Gorin N C, Muller J Y, Salmon C, Fine J M, Rouger P, Fortier B, Petit J C, Girard O, Leblanc G, David R, Stachowiak J, Parlier Y, Najman A, Duhamel G
Nouv Presse Med. 1980 May 10;9(21):1485-9.
Following transplant, circulating immunoglobulin levels fell moderately and remained depressed less than 2 months for IgG, and for variable and longer periods of time for IgM and IgA. Repeated quantitative determinations of antibodies against multiple antigens did not show any decrease in the pretransplant levels. Indeed some patients developed herpes and cytomegalovirus infections to which they responded by a sharp increase in antibody titers. In 2 cases, a primary immunization was demonstrated (against CMV and BK virus) with increasing levels of IgM and IgG antibodies. Lymphocyte counts in peripheral blood returned to 500 mm# between day 10 and 29 (median day 18) and to pretransplant values within 6 weeks. Non specific stimulation of lymphocytes by mitogens in the immediate post-transplant period showed a decreased response to PHA and Con A, whereas the responses to pokeweek mitogens and alloantigens were only slightly diminished. The degree of the responses was related to the dose of cryopreserved marrow infused.
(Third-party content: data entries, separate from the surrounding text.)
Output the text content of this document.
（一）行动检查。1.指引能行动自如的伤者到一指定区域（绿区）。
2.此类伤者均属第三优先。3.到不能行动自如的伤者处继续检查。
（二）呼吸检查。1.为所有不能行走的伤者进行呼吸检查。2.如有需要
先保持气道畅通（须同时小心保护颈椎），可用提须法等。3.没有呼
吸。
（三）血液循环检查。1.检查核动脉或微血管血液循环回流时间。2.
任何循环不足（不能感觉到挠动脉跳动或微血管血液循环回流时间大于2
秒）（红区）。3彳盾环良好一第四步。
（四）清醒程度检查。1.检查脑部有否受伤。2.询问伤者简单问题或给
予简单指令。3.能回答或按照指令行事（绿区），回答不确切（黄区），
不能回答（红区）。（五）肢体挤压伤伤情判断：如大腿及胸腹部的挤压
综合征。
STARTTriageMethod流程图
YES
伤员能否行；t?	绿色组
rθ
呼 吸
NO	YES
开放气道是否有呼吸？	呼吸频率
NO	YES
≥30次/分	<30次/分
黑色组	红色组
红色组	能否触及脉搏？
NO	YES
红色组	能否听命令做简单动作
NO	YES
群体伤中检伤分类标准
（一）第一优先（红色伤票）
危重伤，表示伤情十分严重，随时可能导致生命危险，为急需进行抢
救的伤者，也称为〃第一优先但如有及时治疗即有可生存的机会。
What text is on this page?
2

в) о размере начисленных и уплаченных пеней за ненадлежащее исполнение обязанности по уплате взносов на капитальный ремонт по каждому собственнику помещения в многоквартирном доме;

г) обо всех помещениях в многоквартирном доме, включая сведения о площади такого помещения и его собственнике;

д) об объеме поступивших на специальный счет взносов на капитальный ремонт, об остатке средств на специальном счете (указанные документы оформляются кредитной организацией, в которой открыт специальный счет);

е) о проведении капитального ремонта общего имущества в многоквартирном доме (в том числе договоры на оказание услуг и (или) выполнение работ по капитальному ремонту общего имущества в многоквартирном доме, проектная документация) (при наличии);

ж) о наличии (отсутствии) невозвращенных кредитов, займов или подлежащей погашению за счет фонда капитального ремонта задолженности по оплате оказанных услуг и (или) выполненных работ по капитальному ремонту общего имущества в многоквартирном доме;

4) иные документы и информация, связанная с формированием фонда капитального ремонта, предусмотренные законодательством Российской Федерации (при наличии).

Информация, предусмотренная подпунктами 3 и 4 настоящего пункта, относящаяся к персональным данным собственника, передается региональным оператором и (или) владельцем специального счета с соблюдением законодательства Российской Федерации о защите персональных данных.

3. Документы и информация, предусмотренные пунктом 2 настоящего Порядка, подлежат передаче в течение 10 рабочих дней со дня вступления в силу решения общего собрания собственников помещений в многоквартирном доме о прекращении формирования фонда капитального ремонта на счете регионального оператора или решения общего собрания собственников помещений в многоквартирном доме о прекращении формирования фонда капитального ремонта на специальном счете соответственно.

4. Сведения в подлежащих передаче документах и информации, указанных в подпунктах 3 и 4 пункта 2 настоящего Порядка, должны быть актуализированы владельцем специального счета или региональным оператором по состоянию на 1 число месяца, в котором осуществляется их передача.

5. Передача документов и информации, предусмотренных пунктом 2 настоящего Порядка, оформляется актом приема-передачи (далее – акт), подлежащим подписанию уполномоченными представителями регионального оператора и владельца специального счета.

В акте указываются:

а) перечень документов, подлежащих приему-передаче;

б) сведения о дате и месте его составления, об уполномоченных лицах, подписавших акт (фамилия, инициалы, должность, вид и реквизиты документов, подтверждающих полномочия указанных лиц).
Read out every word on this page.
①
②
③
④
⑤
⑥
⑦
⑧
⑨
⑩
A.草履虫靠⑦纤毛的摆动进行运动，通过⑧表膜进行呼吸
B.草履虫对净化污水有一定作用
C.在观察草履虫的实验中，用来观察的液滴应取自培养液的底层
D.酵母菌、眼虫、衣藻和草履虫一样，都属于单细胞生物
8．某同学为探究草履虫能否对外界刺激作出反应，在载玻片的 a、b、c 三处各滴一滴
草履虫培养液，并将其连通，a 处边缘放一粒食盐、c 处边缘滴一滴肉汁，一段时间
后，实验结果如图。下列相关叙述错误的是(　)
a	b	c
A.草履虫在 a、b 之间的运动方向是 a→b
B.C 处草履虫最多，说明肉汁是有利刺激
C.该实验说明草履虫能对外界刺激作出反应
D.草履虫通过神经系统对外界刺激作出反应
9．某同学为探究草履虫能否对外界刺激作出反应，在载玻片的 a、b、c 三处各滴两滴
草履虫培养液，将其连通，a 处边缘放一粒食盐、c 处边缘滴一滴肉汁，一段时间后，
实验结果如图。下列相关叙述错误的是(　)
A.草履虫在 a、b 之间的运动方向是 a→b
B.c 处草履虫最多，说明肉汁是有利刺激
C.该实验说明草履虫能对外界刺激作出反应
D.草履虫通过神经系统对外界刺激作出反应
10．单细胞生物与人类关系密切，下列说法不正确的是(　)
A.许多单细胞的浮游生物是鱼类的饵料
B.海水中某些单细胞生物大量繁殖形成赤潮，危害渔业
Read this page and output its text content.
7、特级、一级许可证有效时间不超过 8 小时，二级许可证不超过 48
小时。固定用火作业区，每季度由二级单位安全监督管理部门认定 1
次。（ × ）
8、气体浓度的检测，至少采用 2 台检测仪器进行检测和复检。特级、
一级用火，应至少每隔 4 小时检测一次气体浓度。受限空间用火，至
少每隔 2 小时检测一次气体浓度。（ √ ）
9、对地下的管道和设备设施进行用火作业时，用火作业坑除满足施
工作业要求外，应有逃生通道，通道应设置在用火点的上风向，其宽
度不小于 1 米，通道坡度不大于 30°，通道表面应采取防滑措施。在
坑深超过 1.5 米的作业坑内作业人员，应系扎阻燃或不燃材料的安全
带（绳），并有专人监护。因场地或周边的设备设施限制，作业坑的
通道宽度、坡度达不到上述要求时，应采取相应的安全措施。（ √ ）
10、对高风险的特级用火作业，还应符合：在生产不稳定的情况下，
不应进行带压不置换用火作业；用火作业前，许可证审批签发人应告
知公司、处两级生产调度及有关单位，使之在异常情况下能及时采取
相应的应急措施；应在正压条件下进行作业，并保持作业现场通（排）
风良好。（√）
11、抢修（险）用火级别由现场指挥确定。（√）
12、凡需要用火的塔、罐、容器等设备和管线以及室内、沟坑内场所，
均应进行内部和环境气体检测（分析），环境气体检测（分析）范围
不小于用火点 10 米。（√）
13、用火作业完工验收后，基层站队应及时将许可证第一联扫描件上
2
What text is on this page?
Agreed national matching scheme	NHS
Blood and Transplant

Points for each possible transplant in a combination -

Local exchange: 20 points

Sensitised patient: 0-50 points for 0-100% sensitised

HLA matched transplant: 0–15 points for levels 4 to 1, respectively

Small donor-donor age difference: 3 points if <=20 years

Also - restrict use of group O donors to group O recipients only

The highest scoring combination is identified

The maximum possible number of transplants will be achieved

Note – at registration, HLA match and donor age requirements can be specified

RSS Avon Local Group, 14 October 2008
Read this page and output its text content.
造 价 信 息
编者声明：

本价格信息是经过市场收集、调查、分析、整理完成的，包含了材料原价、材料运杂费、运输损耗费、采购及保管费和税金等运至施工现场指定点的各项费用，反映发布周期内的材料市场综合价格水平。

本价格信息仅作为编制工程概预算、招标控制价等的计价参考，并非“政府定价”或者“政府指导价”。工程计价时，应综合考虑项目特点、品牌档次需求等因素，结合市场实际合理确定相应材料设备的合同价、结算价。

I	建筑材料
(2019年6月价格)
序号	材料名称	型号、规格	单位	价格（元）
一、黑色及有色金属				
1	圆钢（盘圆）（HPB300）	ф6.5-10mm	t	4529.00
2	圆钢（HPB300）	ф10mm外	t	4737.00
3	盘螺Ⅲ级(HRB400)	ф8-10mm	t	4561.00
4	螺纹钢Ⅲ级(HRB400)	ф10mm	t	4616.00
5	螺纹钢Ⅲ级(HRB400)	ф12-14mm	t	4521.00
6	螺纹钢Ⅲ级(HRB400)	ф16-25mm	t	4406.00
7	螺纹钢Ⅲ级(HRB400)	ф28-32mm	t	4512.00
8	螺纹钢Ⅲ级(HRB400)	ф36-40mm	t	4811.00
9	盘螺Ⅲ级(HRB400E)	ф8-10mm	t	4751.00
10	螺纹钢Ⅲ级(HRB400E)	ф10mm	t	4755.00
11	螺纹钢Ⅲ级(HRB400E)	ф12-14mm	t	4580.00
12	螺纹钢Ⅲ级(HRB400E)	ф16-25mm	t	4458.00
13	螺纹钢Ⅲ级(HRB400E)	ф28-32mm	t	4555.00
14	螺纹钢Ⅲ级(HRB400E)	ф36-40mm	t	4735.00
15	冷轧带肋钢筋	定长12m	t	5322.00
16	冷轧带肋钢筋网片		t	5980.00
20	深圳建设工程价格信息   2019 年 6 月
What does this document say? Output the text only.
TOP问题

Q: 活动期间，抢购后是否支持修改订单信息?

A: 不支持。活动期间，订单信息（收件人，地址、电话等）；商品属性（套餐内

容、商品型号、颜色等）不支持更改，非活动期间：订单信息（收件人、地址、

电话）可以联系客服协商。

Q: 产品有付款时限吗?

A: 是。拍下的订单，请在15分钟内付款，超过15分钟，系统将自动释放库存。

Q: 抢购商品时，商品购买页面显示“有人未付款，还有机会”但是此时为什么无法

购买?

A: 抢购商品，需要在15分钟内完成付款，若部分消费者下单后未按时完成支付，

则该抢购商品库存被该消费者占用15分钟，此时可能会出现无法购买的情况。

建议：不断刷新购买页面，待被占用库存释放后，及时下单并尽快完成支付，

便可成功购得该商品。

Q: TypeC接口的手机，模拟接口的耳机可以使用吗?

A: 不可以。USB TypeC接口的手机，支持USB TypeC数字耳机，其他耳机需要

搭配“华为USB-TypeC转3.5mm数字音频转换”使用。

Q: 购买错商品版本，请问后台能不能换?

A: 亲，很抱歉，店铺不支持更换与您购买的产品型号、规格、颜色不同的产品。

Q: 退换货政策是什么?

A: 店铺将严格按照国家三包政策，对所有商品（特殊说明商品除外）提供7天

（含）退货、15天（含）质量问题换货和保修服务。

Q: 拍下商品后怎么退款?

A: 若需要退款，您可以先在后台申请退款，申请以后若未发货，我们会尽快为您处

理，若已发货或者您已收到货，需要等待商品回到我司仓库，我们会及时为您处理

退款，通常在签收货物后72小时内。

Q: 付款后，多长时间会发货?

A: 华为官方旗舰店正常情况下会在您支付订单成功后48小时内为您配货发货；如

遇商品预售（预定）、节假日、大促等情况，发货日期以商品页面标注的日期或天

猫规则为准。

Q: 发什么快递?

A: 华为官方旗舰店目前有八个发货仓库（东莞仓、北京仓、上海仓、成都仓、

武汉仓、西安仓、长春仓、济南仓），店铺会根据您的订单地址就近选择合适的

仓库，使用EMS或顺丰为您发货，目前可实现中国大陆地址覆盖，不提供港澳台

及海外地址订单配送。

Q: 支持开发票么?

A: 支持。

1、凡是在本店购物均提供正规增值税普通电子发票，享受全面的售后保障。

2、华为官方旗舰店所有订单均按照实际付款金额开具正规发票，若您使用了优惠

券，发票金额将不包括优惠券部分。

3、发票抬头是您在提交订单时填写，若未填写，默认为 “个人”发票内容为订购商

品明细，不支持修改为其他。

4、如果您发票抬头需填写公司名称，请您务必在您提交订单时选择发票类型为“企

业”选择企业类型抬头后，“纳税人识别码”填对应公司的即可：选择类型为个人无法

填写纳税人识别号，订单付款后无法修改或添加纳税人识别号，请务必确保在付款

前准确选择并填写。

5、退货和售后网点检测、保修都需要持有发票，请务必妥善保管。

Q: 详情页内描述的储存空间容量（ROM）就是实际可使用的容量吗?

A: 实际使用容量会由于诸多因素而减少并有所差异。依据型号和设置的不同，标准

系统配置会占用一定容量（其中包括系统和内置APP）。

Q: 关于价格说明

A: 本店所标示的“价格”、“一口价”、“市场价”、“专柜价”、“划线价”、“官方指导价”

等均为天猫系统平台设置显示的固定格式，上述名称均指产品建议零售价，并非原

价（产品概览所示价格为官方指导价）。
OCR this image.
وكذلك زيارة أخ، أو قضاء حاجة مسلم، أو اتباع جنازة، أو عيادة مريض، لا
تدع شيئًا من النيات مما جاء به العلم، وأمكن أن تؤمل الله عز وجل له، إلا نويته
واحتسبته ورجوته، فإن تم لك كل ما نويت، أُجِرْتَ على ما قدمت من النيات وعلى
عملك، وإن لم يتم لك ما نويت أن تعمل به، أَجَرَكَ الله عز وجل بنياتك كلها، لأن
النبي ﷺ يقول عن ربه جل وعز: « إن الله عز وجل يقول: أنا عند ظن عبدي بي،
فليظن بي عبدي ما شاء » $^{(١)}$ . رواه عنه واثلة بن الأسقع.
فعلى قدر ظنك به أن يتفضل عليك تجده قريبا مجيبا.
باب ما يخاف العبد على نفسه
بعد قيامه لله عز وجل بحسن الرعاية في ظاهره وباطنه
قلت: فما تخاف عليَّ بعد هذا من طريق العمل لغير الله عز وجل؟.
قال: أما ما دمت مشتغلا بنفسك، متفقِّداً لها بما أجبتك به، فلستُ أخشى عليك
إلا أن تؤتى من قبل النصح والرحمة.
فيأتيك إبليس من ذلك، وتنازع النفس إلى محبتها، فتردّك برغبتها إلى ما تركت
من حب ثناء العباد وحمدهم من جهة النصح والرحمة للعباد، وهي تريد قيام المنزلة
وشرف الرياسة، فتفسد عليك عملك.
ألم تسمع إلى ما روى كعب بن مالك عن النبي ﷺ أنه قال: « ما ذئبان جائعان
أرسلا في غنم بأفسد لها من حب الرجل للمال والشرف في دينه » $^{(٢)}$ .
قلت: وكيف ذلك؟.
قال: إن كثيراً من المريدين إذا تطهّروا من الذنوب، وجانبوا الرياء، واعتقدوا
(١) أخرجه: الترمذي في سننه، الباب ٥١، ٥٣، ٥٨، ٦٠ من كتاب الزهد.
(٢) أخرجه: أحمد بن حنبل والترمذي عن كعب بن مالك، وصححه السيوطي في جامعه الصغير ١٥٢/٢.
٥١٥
We conclude that:--although the minimum dose for autologous bone marrow transplantation in man is around 0,5 10(8) nucleated bone marrow cells/Kg, much higher doses should be used to ensure faster and better restoration of immune reactivity.--The similarity of the immunological dysfunction following autologous and allogeneous bone marrow transplantation suggest that, in the immediate post-transplant period, the role of GVHD in cellular immunity depression may be minimal.
移植后,循环免疫球蛋白水平适度下降,IgG水平低于2个月时仍处于较低水平,IgM和IgA水平下降的时间则可变且更长。针对多种抗原的抗体重复定量测定未显示移植前水平有任何下降。实际上,一些患者发生了疱疹和巨细胞病毒感染,他们通过抗体滴度急剧升高来应对。在2例患者中,证实有初次免疫(针对巨细胞病毒和BK病毒),IgM和IgG抗体水平升高。外周血淋巴细胞计数在第10天至29天(中位第18天)恢复到500/mm³,并在6周内恢复到移植前水平。移植后立即用丝裂原对淋巴细胞进行非特异性刺激显示,对PHA和Con A的反应降低,而对商陆丝裂原和同种异体抗原的反应仅略有减弱。反应程度与输注的冷冻保存骨髓剂量有关。我们得出结论:——尽管人类自体骨髓移植的最小剂量约为0.5×10⁸有核骨髓细胞/千克,但应使用更高剂量以确保免疫反应性更快、更好地恢复。——自体和异体骨髓移植后免疫功能障碍的相似性表明,在移植后即刻,移植物抗宿主病在细胞免疫抑制中的作用可能最小。